Self & I by Matthew De Abaitua

Self & I by Matthew De Abaitua

Author:Matthew De Abaitua
Language: eng
Format: epub
Publisher: Eye Books
Published: 2018-01-23T11:08:48+00:00


Good

We drive to London in the Citroën. Somewhere on the A12, the exhaust rattles out of its bracket and drags along the road. Will pulls over onto the hard shoulder and we get out to inspect the damage, crouching to look at the underside of the car like we are experts. Will has an idea. He strides into the thicket and returns holding a tree branch. Then, in one swift movement, he whips off the belt of his trousers. He ties one end of the belt around the branch, and the other end around the exhaust; then to achieve the required tension, he wedges the branch into the boot of the car, and shuts the lid across the belt.

‘Fixed,’ he says.

The car stays fixed all the way into central London. It’s a piece of good luck, the wind is at our backs. He drops me beside the A40, where the houses have been cleared in anticipation of an expansion of the road. I walk to El’s house to pick her up for a night out.

El and I go to the French House in Soho for dinner with Will and Victoria. The upstairs dining room overlooks a neon-lit pornography store, where sad men come and go, servicing a peccadillo.

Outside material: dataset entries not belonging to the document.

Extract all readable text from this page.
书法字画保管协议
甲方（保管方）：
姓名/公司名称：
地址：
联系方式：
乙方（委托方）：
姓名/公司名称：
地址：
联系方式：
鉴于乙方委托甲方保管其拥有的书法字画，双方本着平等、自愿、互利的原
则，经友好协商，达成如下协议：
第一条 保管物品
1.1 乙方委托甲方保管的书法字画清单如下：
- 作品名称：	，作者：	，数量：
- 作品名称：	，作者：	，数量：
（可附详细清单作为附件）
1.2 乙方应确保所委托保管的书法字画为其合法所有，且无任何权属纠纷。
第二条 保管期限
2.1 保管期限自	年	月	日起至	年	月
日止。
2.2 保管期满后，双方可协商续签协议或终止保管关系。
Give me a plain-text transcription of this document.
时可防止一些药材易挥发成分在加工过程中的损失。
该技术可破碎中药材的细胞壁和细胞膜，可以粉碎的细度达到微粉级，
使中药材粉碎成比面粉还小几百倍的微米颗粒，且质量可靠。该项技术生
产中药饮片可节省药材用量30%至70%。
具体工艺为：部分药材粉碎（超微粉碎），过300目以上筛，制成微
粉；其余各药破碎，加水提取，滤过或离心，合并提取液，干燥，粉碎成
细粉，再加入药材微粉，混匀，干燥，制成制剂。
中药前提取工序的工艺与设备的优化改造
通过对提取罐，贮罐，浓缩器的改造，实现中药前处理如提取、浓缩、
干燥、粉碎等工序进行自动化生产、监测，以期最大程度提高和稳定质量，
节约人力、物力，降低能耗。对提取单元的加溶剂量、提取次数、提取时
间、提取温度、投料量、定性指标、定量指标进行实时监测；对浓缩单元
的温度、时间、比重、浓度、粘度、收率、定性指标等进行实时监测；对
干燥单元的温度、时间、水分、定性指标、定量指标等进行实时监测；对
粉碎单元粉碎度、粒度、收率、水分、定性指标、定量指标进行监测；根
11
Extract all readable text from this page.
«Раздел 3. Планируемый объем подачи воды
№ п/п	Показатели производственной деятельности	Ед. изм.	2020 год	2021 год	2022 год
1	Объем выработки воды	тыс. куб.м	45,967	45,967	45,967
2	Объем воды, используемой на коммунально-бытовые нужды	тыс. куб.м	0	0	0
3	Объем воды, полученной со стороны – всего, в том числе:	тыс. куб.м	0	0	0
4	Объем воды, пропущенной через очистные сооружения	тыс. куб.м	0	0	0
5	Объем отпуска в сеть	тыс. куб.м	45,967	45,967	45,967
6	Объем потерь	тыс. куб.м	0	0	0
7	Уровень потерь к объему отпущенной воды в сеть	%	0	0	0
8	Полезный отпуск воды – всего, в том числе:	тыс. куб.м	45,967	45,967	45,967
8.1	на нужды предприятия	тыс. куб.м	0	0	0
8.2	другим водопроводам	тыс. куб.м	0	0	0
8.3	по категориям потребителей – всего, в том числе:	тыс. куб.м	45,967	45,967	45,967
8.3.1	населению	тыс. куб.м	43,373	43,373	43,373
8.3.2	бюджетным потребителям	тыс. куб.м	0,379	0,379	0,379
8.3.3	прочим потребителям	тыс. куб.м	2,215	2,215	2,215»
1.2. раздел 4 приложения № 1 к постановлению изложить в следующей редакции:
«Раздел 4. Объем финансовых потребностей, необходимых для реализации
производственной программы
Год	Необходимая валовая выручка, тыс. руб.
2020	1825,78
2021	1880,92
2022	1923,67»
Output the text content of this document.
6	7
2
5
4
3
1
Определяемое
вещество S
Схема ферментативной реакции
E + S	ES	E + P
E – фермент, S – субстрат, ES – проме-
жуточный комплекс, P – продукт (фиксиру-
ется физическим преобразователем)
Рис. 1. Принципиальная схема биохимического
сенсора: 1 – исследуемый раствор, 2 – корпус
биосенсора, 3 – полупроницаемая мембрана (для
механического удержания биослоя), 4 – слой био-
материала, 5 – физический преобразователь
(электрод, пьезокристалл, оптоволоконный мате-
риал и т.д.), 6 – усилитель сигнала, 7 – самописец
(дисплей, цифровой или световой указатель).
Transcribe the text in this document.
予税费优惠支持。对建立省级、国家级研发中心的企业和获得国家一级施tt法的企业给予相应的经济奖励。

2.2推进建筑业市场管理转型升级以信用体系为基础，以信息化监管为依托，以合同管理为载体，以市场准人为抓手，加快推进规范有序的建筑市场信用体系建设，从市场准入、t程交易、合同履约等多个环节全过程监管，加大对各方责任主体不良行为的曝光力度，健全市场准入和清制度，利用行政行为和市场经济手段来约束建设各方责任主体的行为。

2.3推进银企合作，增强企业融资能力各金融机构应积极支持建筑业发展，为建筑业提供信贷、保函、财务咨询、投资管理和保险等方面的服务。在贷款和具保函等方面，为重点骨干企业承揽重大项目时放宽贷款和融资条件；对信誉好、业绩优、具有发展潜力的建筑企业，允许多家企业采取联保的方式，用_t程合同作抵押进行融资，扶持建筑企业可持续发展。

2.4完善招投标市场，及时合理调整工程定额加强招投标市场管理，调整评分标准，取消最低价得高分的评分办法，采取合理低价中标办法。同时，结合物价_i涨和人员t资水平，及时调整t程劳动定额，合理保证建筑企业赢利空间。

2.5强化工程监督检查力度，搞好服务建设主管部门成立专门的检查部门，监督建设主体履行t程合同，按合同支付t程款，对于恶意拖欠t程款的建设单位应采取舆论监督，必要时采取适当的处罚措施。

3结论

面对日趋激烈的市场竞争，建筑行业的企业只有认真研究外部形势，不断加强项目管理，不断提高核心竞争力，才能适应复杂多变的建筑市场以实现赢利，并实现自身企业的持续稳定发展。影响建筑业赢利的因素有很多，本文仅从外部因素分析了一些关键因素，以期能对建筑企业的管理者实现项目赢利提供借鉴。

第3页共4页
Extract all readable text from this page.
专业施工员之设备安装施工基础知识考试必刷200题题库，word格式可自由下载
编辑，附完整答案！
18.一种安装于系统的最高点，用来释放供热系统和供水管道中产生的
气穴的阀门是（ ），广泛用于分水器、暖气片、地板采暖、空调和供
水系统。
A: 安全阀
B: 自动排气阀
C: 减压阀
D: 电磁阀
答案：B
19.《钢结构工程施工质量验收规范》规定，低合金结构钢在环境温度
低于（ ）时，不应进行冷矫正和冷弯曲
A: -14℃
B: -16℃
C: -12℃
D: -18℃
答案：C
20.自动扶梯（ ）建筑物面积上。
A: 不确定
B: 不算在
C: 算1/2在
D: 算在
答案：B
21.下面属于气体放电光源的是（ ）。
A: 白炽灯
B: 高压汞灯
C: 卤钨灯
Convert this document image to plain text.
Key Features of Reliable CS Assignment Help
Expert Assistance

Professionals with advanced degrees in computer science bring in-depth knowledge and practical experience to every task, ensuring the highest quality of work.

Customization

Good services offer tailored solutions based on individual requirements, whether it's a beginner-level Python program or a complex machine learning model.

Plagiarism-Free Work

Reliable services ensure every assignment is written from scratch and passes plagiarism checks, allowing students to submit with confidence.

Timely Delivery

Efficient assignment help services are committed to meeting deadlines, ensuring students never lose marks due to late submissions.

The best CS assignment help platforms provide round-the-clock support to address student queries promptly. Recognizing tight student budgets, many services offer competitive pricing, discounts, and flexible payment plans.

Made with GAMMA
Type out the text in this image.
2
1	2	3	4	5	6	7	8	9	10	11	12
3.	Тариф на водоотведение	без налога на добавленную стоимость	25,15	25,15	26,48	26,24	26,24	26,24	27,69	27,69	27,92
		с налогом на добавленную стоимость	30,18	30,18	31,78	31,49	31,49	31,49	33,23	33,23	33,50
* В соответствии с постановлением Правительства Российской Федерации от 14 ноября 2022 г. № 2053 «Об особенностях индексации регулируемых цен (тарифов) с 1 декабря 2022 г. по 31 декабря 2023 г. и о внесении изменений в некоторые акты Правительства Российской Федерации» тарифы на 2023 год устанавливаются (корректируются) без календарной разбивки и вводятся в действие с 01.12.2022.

El is wearing a green shirt and black leggings. I am wearing one of Will’s old blue suits, a hard-wearing tweed that has seen gutter action. It is ‘virtually bullet-proof’, he assures me, the gentleman’s Kevlar.

The menu at the French House was typed up that morning and offers various neglected cuts of meat and offal, an emerging trend pioneered by the Hendersons running the kitchen. On the table, the tiny saucers of sea salt and ground black pepper are another new thing, signifiers of a change in taste. El and I joke about them but we share a quiet excitement for these tiny saucers: food and books are two ways in which we can get on in the world, accumulate cultural capital in lieu of financial capital; perhaps we will cook and write our way into a better life.

The table talk is of morality. From where do you derive your ideas of good or evil if you are not religious? The conversation arises from Will’s projected novel ‘Good’; goodness is what is on his mind, and therefore, what is on our mind too. Goodness is a subject for which El has more conviction than I can muster: a moral inclination only becomes a principle when you sacrifice something for it, and I have not made any sacrifices that I am aware of. I am not sure I have anything to sacrifice. Would my stereo count?

Will makes Soho happen for us. It is a burden of expectation for him, one that he throws off then takes up again in a way that is hard to anticipate. In Soho, it is difficult to tell self-destruction and self-advancement apart, sliding sideways along the bar rail, measuring out progress in cigarettes and sea breeze cocktails.

Masked ambition is the feeling I most associate with these evenings, moving from place to place in an entourage.